One common misconception is that your credit score is part of your credit report. It isn’t. Your score is a separate piece of information that banks and lenders use to assess the risk of lending to you. Whilst you can get a copy of your credit report for free, you have to pay to see your credit score (though we’ll walk you through a free option later on).
What affects your credit score?
There is no standardized formula for calculating a credit score, and every credit bureau does it slightly differently. No matter which algorithm is used, though, they are all based on 5 core things:
- Your payment history. This is the most important factor in determining your credit score. If you always pay your bills on time then this will be reflected in a positive score. If, however, you miss or default on payments, or have been bankrupt, then your score will be much lower. It’s important to note that anything that can negatively affect your score will be removed over time, so you aren’t tied to a bad credit score for life if you ever have to file for bankruptcy.
- How you use your credit. How much of your available credit you use is the second biggest factor that determines your credit score. Generally speaking, a good credit score means using less than 30% of your available credit. So, for example, only using a maximum of 30% of the available balance on your credit card. The good news is that you can affect this right away by paying off outstanding balances. See here for our guide to budgeting for manageable debt reduction
- The length of your credit history. If you have a long credit history then you are essentially showing that you are a reliable borrower who is unlikely to default. If you file for bankruptcy or a consumer proposal, then your credit history will start from scratch and your history will be shorter – which will reflect in a lower credit score until you rebuild your credit which is easier than you may think.

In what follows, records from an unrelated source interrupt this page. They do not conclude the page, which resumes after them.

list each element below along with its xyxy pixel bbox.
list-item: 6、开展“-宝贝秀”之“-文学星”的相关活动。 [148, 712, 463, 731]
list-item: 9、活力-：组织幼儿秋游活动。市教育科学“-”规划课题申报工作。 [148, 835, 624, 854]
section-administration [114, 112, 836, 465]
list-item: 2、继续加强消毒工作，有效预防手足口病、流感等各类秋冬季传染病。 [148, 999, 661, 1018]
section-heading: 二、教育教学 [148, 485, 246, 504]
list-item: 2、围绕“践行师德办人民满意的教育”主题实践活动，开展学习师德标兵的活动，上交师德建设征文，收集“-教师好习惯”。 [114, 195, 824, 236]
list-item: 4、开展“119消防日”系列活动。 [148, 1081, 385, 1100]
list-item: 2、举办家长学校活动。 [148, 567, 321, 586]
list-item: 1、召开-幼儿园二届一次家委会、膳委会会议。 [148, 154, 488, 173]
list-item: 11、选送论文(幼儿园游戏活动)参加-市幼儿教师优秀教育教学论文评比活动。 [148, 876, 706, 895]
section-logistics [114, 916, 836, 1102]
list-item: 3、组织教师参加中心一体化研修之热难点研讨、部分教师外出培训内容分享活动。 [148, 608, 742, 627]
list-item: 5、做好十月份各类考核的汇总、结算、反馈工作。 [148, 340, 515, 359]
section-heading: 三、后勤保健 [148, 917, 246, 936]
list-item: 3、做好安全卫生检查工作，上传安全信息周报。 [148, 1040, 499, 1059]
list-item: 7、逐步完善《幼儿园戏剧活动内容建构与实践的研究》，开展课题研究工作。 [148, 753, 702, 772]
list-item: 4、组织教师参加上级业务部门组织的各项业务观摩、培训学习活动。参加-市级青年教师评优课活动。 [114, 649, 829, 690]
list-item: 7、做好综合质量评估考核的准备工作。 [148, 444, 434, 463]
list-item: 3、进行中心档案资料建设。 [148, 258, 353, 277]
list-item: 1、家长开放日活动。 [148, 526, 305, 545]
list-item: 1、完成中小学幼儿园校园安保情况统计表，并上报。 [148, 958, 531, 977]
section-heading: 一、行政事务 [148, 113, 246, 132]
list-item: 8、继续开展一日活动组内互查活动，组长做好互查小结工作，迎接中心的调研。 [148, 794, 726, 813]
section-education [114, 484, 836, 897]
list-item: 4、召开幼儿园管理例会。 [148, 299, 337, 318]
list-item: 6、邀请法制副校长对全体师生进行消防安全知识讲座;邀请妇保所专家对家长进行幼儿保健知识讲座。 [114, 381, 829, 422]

- Your credit types. There are two main types of credit that you can have, which are revolving credit (such as credit cards) and term loans (such as car loans). If you have a healthy mix of both types of credit then your score will be higher. If, however, your loan mix is imbalanced (i.e. one car loan and then many credit cards), you’re demonstrating to credit bureaus that you cannot effectively manage your available funds each month, which can drive your score down.
- The number of credit inquiries you have. When a lender ask to see your credit report it is known as an inquiry. Though it’s not as clear cut as this, many inquiries in a short space of time indicates to the credit bureau that you are a credit risk, as you are being turned down by many lenders. The inquiries that have the biggest impact on your score are those made by employers, utility companies or banks. Asking to see your own credit record won’t affect your score.
There are a few other factors that can impact your score, and these mostly revolve around things that affect how easy it is for lenders to predict your risk. If, for example, you change jobs or employers often, it can send a signal that your income isn’t that stable which could affect your repayments. Frequent home moves have the same effect.
What is a good credit score?
Though their algorithms vary, both TransUnion and Equifax use a credit scoring system which will rate you between 300-900. Generally speaking, the higher your score the more likely you will be to have your credit approved at favorable rates.
Though it can be tempting to chase after the highest score, it’s not always necessary depending on the type of credit you would like to secure. Some loans, such as car loans or mortgage require high credit scores. In fact, since 2008 the federal government requires you have a minimum credit score of 600 to qualify for mortgage insurance.
However, if you simply require a credit card with a low line of credit which you intend to pay off monthly, then you are likely to be approved with a much lower score.
How to get a free credit check
While you have the right to one free credit report per year, you generally have to pay to view your credit score. It costs around $20.
However, credit bureau Equifax recently partnered with Borrowell to give you free access to your credit score. Borrowell will effectively pay the cost of your check for you, and in return they get your email address to send on financial tips. There’s no obligation to use any of Borrowell’s products or services, and you can opt out of their marketing at any time. So if you are heading up to a big purchase and want to know your score upfront, this could be a good option for you.